29 Local regression

Estimating the effects of a covariate \(x\) on a response \(y\) non-parametrically, letting the data suggest the appropriate functional form.

29.1 Non-linear relationship between covariate and response

Consider a linear model with one predictor

\[y = f(x) + \epsilon\]

We want to estimate \(f\), the trend or smooth. Assume data are ordered so \(x_1 < x_2 < \ldots < x_n\).

set.seed(4321)
x <- runif(200, min = 0, max = 4*pi)
x <- sort(x)
y <- sin(x) + rnorm(200, sd = 0.3)
plot(x, y, pch = 20)

fit <- lm(y ~ x)
plot(x, y, pch = 20)
abline(fit, lwd = 4, col = "red")

The linear regression (red line) does not capture the underlying structure. This is due to the fact that linear regression is only capable of detecting the linear relationship between the two variables. In this dataset, though, we can observe a clear relationship between \(x\) and \(y\) but they have a non-linear relationship, resulting in a bad outcome from the linear regression.

29.2 Running mean or moving average

We estimate the smooth at \(x_i\) by averaging the \(y\)’s corresponding to \(x\)’s in a neighborhood of \(x_i\):

\[S(x_i) = \sum_{j \in N(x_i)} y_j/n_i\]

for a neighborhood \(N(x_i)\) with \(n_i\) observations. A common choice is to take a symmetric neighborhood consisting of the nearest \(2k+1\) points:

\[N(x_i)=\left( max(i-k,1), \ldots, i-1, i, i+1, min(i+k,n) \right)\]

library(zoo)
# k: integer width of the rolling window
# fill: vector with filling values at the left/within/to the right of the data range
plot(x, y, pch = 20)
lines(x, rollmean(y, k = 3, fill = c(NA, NULL, NA)), lwd = 4, col = "purple")

Curve is wiggly.

29.3 Kernel smoothers

An alternative approach is to use a weighted running mean, with weights that decline as one moves away from the target value

\[S(x_i) = \sum_{j} w_{ij} y_j\]

To calculate \(S(x_i)\), the j-th point receives weight that can be calculated with a Kernel function.

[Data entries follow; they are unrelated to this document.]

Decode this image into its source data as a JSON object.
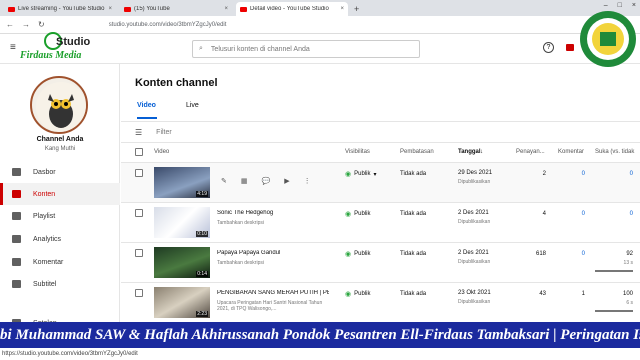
{
  "browser": {
    "tabs": [
      {
        "label": "Live streaming - YouTube Studio",
        "close": "×"
      },
      {
        "label": "(15) YouTube",
        "close": "×"
      },
      {
        "label": "Detail video - YouTube Studio",
        "close": "×"
      }
    ],
    "new_tab": "+",
    "window_controls": [
      "–",
      "□",
      "×"
    ],
    "nav": [
      "←",
      "→",
      "↻"
    ],
    "url": "studio.youtube.com/video/3tbmYZgcJy0/edit",
    "status_url": "https://studio.youtube.com/video/3tbmYZgcJy0/edit"
  },
  "header": {
    "menu_icon": "≡",
    "logo_text": "Studio",
    "logo_sub": "Firdaus Media",
    "search_icon": "⌕",
    "search_placeholder": "Telusuri konten di channel Anda",
    "help_icon": "?"
  },
  "sidebar": {
    "channel_name": "Channel Anda",
    "channel_owner": "Kang Muthi",
    "items": [
      {
        "label": "Dasbor"
      },
      {
        "label": "Konten"
      },
      {
        "label": "Playlist"
      },
      {
        "label": "Analytics"
      },
      {
        "label": "Komentar"
      },
      {
        "label": "Subtitel"
      },
      {
        "label": "Setelan"
      }
    ]
  },
  "content": {
    "title": "Konten channel",
    "tabs": [
      {
        "label": "Video"
      },
      {
        "label": "Live"
      }
    ],
    "filter_icon": "☰",
    "filter_placeholder": "Filter",
    "columns": {
      "video": "Video",
      "visibility": "Visibilitas",
      "restriction": "Pembatasan",
      "date": "Tanggal",
      "date_sort": "↓",
      "views": "Penayan...",
      "comments": "Komentar",
      "likes": "Suka (vs. tidak"
    },
    "row_actions": [
      "✎",
      "▦",
      "💬",
      "▶",
      "⋮"
    ],
    "rows": [
      {
        "title": "",
        "desc": "",
        "duration": "4:19",
        "visibility": "Publik",
        "dropdown": "▾",
        "restriction": "Tidak ada",
        "date": "29 Des 2021",
        "date_sub": "Dipublikasikan",
        "views": "2",
        "comments": "0",
        "likes": "0",
        "likes_sub": ""
      },
      {
        "title": "Sonic The Hedgehog",
        "desc": "Tambahkan deskripsi",
        "duration": "0:10",
        "visibility": "Publik",
        "dropdown": "",
        "restriction": "Tidak ada",
        "date": "2 Des 2021",
        "date_sub": "Dipublikasikan",
        "views": "4",
        "comments": "0",
        "likes": "0",
        "likes_sub": ""
      },
      {
        "title": "Papaya Papaya Gandul",
        "desc": "Tambahkan deskripsi",
        "duration": "0:14",
        "visibility": "Publik",
        "dropdown": "",
        "restriction": "Tidak ada",
        "date": "2 Des 2021",
        "date_sub": "Dipublikasikan",
        "views": "618",
        "comments": "0",
        "likes": "92",
        "likes_sub": "13 s"
      },
      {
        "title": "PENGIBARAN SANG MERAH PUTIH | PE...",
        "desc": "Upacara Peringatan Hari Santri Nasional Tahun 2021, di TPQ Walisongo,...",
        "duration": "2:23",
        "visibility": "Publik",
        "dropdown": "",
        "restriction": "Tidak ada",
        "date": "23 Okt 2021",
        "date_sub": "Dipublikasikan",
        "views": "43",
        "comments": "1",
        "likes": "100",
        "likes_sub": "6 s"
      }
    ]
  },
  "ticker": "bi Muhammad SAW & Haflah Akhirussanah Pondok Pesantren Ell-Firdaus Tambaksari  |  Peringatan Isro' Mi'roj N"
}
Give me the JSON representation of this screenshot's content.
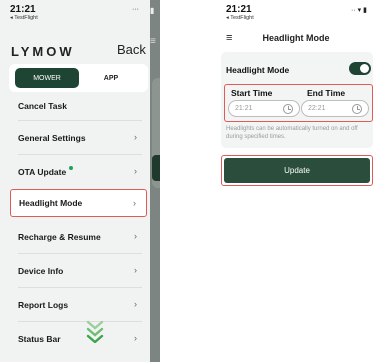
{
  "left": {
    "status": {
      "time": "21:21",
      "source": "◂ TestFlight"
    },
    "brand": "LYMOW",
    "back_label": "Back",
    "segment": {
      "active": "MOWER",
      "inactive": "APP"
    },
    "menu": [
      {
        "label": "Cancel Task"
      },
      {
        "label": "General Settings"
      },
      {
        "label": "OTA Update"
      },
      {
        "label": "Headlight Mode"
      },
      {
        "label": "Recharge & Resume"
      },
      {
        "label": "Device Info"
      },
      {
        "label": "Report Logs"
      },
      {
        "label": "Status Bar"
      }
    ],
    "chevron": "›",
    "accent": "#1e4433",
    "highlight_color": "#e05a5a"
  },
  "right": {
    "status": {
      "time": "21:21",
      "source": "◂ TestFlight"
    },
    "title": "Headlight Mode",
    "card": {
      "title": "Headlight Mode",
      "toggle_on": true,
      "start_label": "Start Time",
      "end_label": "End Time",
      "start_value": "21:21",
      "end_value": "22:21",
      "hint": "Headlights can be automatically turned on and off during specified times."
    },
    "update_label": "Update"
  }
}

\[w_{ij} = \frac{c_i}{\lambda}K\left( \frac{|x_i-x_j|}{\lambda} \right)\] where \(K(\cdot)\) is a symmetric function about the \(y\) axis \(K(-x) = K(x)\), \(\lambda\) is a tuning constant called the window width or bandwidth, and \(c_i\) is a normalizing constant so the weights add up to one for each \(x_i\).

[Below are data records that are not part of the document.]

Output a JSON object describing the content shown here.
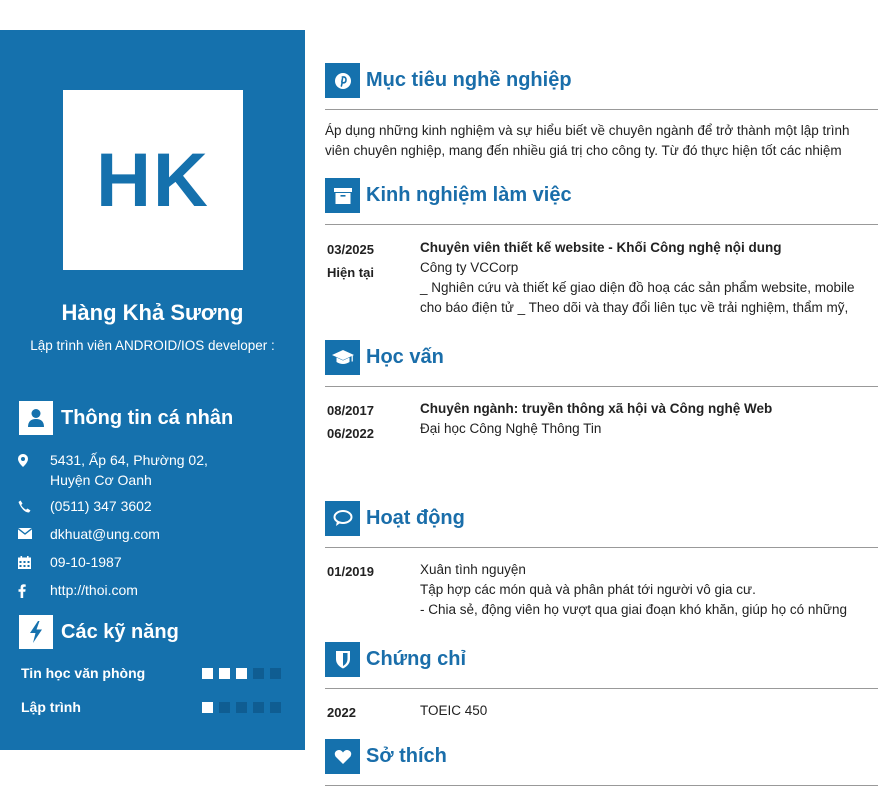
{
  "profile": {
    "initials": "HK",
    "name": "Hàng Khả Sương",
    "role": "Lập trình viên ANDROID/IOS developer :"
  },
  "personal": {
    "title": "Thông tin cá nhân",
    "address_line1": "5431, Ấp 64, Phường 02,",
    "address_line2": "Huyện Cơ Oanh",
    "phone": "(0511) 347 3602",
    "email": "dkhuat@ung.com",
    "birthday": "09-10-1987",
    "website": "http://thoi.com"
  },
  "skills": {
    "title": "Các kỹ năng",
    "items": [
      {
        "label": "Tin học văn phòng",
        "level": 3,
        "max": 5
      },
      {
        "label": "Lập trình",
        "level": 1,
        "max": 5
      }
    ]
  },
  "objective": {
    "title": "Mục tiêu nghề nghiệp",
    "line1": "Áp dụng những kinh nghiệm  và sự hiểu biết về chuyên ngành để trở thành một lập trình",
    "line2": "viên chuyên nghiệp, mang đến nhiều giá trị cho công ty. Từ đó thực hiện tốt các nhiệm"
  },
  "experience": {
    "title": "Kinh nghiệm làm việc",
    "date_from": "03/2025",
    "date_to": "Hiện tại",
    "position": "Chuyên viên thiết kế website - Khối Công nghệ nội dung",
    "company": "Công ty VCCorp",
    "desc1": "_ Nghiên cứu và thiết kế giao diện đồ hoạ các sản phẩm website, mobile",
    "desc2": "cho báo điện tử  _ Theo dõi và thay đổi liên tục về trải nghiệm, thẩm mỹ,"
  },
  "education": {
    "title": "Học vấn",
    "date_from": "08/2017",
    "date_to": "06/2022",
    "major": "Chuyên ngành: truyền thông xã hội và Công nghệ Web",
    "school": "Đại học Công Nghệ Thông Tin"
  },
  "activities": {
    "title": "Hoạt động",
    "date": "01/2019",
    "name": "Xuân tình nguyện",
    "desc1": "Tập hợp các món quà và phân phát tới người vô gia cư.",
    "desc2": "- Chia sẻ, động viên họ vượt qua giai đoạn khó khăn, giúp họ có những"
  },
  "certificates": {
    "title": "Chứng chỉ",
    "year": "2022",
    "name": "TOEIC 450"
  },
  "hobbies": {
    "title": "Sở thích"
  },
  "colors": {
    "primary": "#1571ad",
    "heading": "#1a6eaa"
  }
}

The bandwidth \(\lambda\) determines the amount of smoothing applied in estimating \(f(x)\).

A kernel is a non-negative real-valued integrable function \(K\). For most applications, it is desirable to define the function to satisfy two additional requirements:

Normalization: \(\int_{-\infty}^{+\infty}K(u)du=1\)
Symmetry: \(K(-u)=K(u)\ \forall u\)

Popular choices of function \(K(\cdot)\) are:

Gaussian: \(K(t)=\frac{1}{\sqrt{2\pi}}e^{-\frac{1}{2} t^2}\)
Epanechikov: \(K(t) = 3/4 (1-t^2)\), \(|t|<1\), 0 otherwise.

Kernel function (Wikipedia)

When we set kernel = "normal", we are using the Gaussian function as the kernel. The argument bandwidth controls the amount of smoothing.

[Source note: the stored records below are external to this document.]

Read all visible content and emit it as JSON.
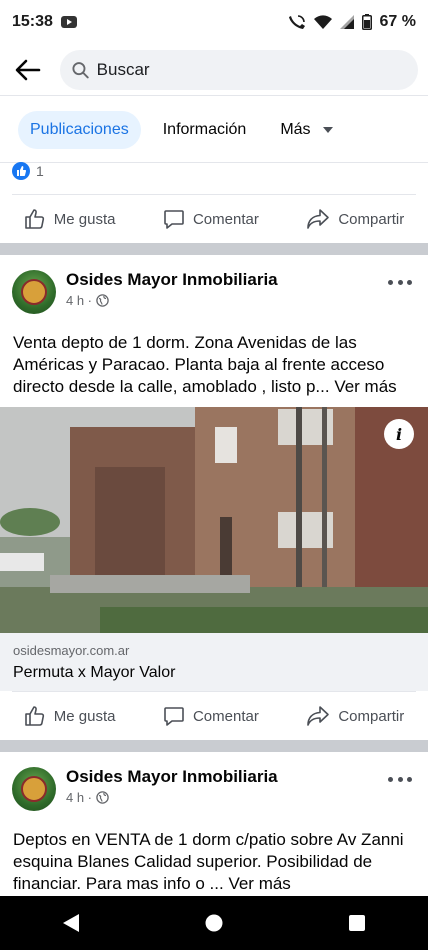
{
  "status": {
    "time": "15:38",
    "battery": "67 %"
  },
  "search": {
    "placeholder": "Buscar"
  },
  "tabs": [
    {
      "label": "Publicaciones"
    },
    {
      "label": "Información"
    },
    {
      "label": "Más"
    }
  ],
  "previous_post": {
    "reaction_count": "1"
  },
  "actions": {
    "like": "Me gusta",
    "comment": "Comentar",
    "share": "Compartir"
  },
  "posts": [
    {
      "page_name": "Osides Mayor Inmobiliaria",
      "time": "4 h ·",
      "text": "Venta depto de 1 dorm.  Zona Avenidas de las Américas y Paracao.  Planta baja al frente acceso directo desde la calle,  amoblado , listo p...",
      "see_more": "Ver más",
      "link_domain": "osidesmayor.com.ar",
      "link_title": "Permuta x Mayor Valor"
    },
    {
      "page_name": "Osides Mayor Inmobiliaria",
      "time": "4 h ·",
      "text": "Deptos  en VENTA de 1 dorm c/patio sobre  Av Zanni esquina Blanes Calidad superior. Posibilidad de financiar. Para mas info o ...",
      "see_more": "Ver más"
    }
  ],
  "colors": {
    "accent": "#1877f2",
    "tab_active_bg": "#e7f3ff",
    "separator": "#c9ccd1"
  }
}
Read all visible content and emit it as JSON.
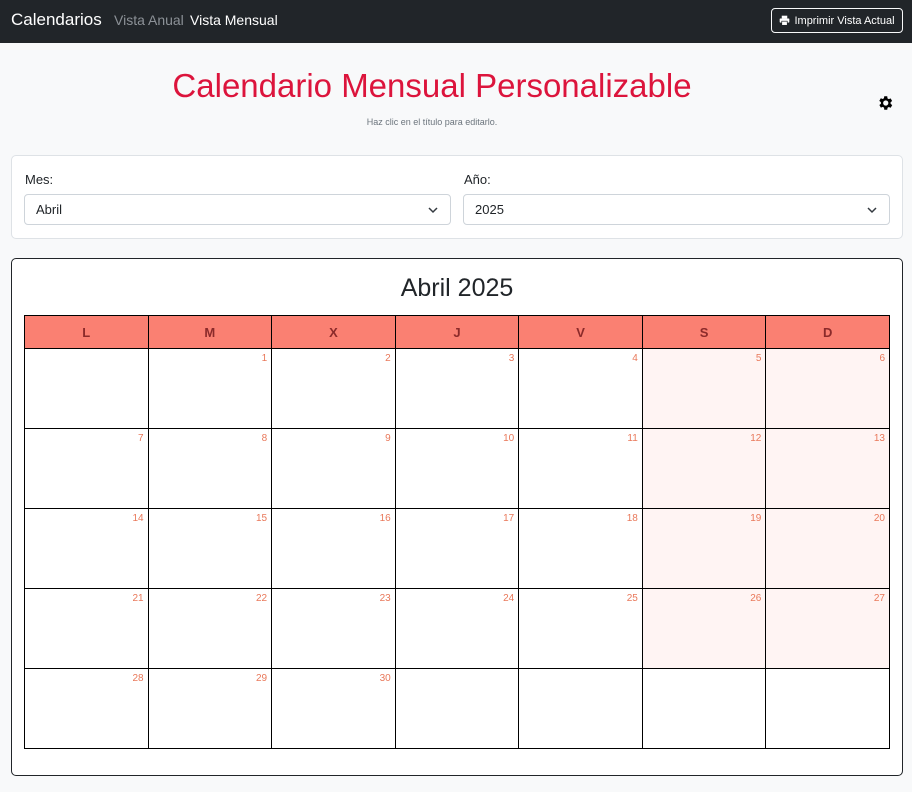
{
  "navbar": {
    "brand": "Calendarios",
    "links": [
      "Vista Anual",
      "Vista Mensual"
    ],
    "print_label": "Imprimir Vista Actual"
  },
  "header": {
    "title": "Calendario Mensual Personalizable",
    "subtitle": "Haz clic en el título para editarlo."
  },
  "selectors": {
    "month_label": "Mes:",
    "month_value": "Abril",
    "year_label": "Año:",
    "year_value": "2025"
  },
  "calendar": {
    "title": "Abril 2025",
    "weekdays": [
      "L",
      "M",
      "X",
      "J",
      "V",
      "S",
      "D"
    ],
    "weeks": [
      [
        "",
        "1",
        "2",
        "3",
        "4",
        "5",
        "6"
      ],
      [
        "7",
        "8",
        "9",
        "10",
        "11",
        "12",
        "13"
      ],
      [
        "14",
        "15",
        "16",
        "17",
        "18",
        "19",
        "20"
      ],
      [
        "21",
        "22",
        "23",
        "24",
        "25",
        "26",
        "27"
      ],
      [
        "28",
        "29",
        "30",
        "",
        "",
        "",
        ""
      ]
    ]
  },
  "colors": {
    "accent": "#dc143c",
    "header_bg": "#fa8072",
    "weekend_bg": "#fff4f3",
    "day_number": "#e9785a"
  }
}
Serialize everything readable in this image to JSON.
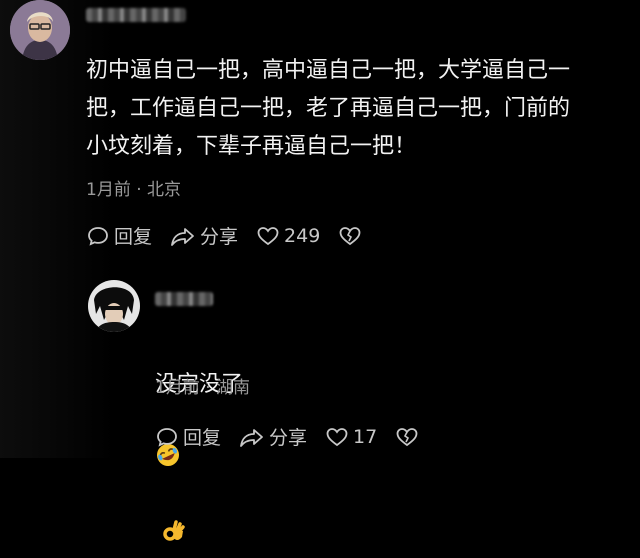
{
  "comments": [
    {
      "text": "初中逼自己一把，高中逼自己一把，大学逼自己一\n把，工作逼自己一把，老了再逼自己一把，门前的\n小坟刻着，下辈子再逼自己一把！",
      "time": "1月前",
      "dot": "·",
      "location": "北京",
      "reply_label": "回复",
      "share_label": "分享",
      "like_count": "249"
    },
    {
      "text": "没完没了",
      "time": "1月前",
      "dot": "·",
      "location": "湖南",
      "reply_label": "回复",
      "share_label": "分享",
      "like_count": "17"
    }
  ],
  "icons": {
    "reply": "speech-bubble-icon",
    "share": "share-arrow-icon",
    "like": "heart-icon",
    "dislike": "broken-heart-icon",
    "emoji1": "rolling-laughing-emoji",
    "emoji2": "ok-hand-emoji"
  },
  "colors": {
    "text": "#f2f2f2",
    "meta": "#9a9a9a",
    "background": "#000000"
  }
}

kreg <- ksmooth(x, y, kernel = "normal", bandwidth = 0.9)
plot(x, y, pch = 20)
lines(kreg, lwd = 4, col = "purple")

Here are examples of changing the value of bandwidth:

kreg1 <- ksmooth(x, y, kernel = "normal", bandwidth = 0.1)
kreg2 <- ksmooth(x, y, kernel = "normal", bandwidth = 0.9)
kreg3 <- ksmooth(x, y, kernel = "normal", bandwidth = 3.0)
plot(x, y, pch = 20)
lines(kreg1, lwd = 4, col = "orange")
lines(kreg2, lwd = 4, col = "purple")
lines(kreg3, lwd = 4, col = "limegreen")
legend("topright", c("h = 0.1", "h = 0.9", "h = 3.0"), lwd = 6, col = c("orange", "purple", "limegreen"))

29.4 Choosing bandwidth in kernel regression using cross-validation

Fit kernel regression and choose the bandwidth using cross-validation.

set.seed(4321)
x <- runif(200, min = 0, max = 4*pi)
y <- sin(x) + rnorm(200, sd = 0.3)
plot(x, y, pch = 20)

We can choose the bandwidth using leave-one-out cross-validation (LOOCV).

For bandwidth = 0.9. Prediction error is mean(CV_err)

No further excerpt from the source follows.